Before you go, here’s something to think about: recycling is actually at the bottom of the circular economy hierarchy.
Many people equate the circular economy with recycling — tossing items in the blue bin and hoping they’ll be reborn as something new. But the truth is, recycling alone doesn’t close the loop. Despite our best efforts, much of what we put in the recycling bin still ends up in landfills, the ocean, or even within our own ecosystems and bodies.
Take coffee cups, for example. Think about how many paper and plastic cups are thrown out every day at just one Tim Hortons in Calgary — then multiply that by the thousands of fast food chains operating worldwide. That’s a staggering amount of waste for something used for only a few minutes.
The City of Calgary accepts disposable paper coffee cups in blue cart recycling bins, but their plastic lids are too small to be captured by the city’s sorting systems. And even when cups are collected, they’re notoriously difficult to recycle. That’s because most are lined with a thin layer of polyethylene plastic to prevent leaks — a combination that makes them hard to separate and process, and ultimately, not recyclable everywhere.

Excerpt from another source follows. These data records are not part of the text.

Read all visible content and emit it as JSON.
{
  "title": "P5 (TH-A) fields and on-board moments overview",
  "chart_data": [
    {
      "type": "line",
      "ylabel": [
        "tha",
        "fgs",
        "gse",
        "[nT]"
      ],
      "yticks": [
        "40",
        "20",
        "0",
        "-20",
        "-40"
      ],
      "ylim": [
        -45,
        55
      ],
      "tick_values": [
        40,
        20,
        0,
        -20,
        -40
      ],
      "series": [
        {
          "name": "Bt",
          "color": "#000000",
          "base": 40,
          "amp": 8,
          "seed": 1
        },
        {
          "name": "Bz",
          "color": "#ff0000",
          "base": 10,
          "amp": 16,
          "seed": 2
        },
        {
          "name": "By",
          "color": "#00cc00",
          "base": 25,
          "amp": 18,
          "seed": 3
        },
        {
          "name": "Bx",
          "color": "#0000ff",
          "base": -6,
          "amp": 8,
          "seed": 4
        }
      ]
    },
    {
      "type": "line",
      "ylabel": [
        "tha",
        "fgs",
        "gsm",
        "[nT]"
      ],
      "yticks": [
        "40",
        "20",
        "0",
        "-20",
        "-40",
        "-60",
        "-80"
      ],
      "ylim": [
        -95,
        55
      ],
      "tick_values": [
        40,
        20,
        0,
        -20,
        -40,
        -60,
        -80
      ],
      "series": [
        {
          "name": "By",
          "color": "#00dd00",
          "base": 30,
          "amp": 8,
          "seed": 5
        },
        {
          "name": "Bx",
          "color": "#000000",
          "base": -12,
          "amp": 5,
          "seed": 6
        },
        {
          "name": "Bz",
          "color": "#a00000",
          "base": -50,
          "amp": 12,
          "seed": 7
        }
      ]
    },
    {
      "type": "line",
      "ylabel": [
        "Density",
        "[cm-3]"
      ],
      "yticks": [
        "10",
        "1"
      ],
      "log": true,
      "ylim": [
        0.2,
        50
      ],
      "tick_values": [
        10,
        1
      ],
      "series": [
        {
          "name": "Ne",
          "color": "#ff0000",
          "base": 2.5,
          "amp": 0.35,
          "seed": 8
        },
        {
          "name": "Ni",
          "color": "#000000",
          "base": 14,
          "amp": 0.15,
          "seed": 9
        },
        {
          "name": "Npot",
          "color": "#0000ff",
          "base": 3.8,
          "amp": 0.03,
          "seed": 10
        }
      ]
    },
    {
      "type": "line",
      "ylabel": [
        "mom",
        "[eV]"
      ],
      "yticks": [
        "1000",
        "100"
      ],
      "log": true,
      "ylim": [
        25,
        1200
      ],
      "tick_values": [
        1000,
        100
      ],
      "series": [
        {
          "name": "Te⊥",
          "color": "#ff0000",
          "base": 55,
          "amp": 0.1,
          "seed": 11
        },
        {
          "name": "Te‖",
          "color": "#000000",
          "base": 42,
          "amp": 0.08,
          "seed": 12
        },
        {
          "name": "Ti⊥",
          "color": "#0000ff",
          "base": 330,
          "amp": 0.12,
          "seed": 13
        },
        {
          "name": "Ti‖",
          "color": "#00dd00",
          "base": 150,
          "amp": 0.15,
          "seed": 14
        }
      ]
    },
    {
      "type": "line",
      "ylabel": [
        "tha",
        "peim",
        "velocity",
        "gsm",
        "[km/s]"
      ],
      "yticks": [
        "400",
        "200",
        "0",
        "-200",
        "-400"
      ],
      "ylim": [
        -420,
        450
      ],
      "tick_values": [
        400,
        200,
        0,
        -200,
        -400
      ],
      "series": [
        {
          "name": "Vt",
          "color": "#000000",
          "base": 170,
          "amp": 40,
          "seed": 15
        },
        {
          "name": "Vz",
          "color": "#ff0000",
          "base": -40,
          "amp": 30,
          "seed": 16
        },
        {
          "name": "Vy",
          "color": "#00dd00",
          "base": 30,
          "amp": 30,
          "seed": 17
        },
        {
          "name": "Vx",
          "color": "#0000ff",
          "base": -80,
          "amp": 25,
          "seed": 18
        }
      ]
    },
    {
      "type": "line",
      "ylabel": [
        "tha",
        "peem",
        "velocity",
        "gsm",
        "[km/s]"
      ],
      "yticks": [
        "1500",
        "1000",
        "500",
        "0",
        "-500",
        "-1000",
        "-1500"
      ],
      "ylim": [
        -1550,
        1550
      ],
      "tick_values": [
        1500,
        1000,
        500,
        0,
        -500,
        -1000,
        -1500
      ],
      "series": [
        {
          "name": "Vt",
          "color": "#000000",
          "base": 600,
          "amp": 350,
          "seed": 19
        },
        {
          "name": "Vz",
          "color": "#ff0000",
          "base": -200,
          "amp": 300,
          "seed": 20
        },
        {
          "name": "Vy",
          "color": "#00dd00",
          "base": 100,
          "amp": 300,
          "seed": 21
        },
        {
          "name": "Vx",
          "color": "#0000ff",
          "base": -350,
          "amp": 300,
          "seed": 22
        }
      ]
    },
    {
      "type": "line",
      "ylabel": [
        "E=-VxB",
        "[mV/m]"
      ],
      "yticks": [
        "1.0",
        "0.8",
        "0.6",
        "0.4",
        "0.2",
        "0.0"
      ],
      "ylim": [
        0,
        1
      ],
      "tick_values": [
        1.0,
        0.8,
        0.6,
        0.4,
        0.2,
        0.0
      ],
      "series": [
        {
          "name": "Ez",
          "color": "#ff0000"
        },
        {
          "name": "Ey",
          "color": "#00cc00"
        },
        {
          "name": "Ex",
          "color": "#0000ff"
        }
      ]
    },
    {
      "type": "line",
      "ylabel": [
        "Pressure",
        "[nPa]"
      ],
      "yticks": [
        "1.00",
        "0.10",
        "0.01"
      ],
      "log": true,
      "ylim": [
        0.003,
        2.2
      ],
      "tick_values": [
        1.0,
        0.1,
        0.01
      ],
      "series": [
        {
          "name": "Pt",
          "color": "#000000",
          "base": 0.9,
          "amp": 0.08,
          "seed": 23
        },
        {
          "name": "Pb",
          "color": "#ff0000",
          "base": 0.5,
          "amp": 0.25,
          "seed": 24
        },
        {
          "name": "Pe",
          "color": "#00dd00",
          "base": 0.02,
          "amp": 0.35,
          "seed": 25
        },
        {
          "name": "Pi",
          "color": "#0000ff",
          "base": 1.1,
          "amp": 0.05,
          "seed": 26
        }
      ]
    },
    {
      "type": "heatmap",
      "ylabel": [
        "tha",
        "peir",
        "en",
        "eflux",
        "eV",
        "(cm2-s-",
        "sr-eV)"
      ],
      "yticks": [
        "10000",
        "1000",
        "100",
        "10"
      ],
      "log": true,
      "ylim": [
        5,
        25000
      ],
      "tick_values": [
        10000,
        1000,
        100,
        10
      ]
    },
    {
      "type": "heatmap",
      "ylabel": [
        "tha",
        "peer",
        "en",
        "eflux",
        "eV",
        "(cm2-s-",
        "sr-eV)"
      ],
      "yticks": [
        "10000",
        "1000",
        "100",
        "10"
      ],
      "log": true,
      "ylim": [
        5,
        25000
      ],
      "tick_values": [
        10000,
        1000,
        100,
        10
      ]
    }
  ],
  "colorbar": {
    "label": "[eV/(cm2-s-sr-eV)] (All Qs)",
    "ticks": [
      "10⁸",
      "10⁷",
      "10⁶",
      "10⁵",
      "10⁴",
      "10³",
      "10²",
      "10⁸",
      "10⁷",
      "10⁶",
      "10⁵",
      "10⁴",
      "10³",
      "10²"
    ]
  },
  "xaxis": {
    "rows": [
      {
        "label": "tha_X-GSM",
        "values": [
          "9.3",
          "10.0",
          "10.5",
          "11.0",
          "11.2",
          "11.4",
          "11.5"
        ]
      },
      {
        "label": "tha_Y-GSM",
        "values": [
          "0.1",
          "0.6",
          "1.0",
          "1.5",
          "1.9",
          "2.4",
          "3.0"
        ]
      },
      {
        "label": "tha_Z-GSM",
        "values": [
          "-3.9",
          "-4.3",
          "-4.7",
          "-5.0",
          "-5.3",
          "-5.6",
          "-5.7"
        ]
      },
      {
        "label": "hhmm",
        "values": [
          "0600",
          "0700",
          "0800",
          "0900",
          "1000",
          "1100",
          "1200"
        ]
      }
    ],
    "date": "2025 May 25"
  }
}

As Gallina A. Vincelette, World Bank Country Director for the EU, put it:
“Our dominant ‘take-make-use-waste’ global economic model is unsustainable. Current global demand for natural resources exceeds our planet's regenerative capacity by a factor of 1.75; we simply do not have another planet.”
(EU Report, 2022)
So, if we really want to move toward a circular economy, we need to think beyond recycling. It starts with reducing, reusing, repairing, and rethinking our habits.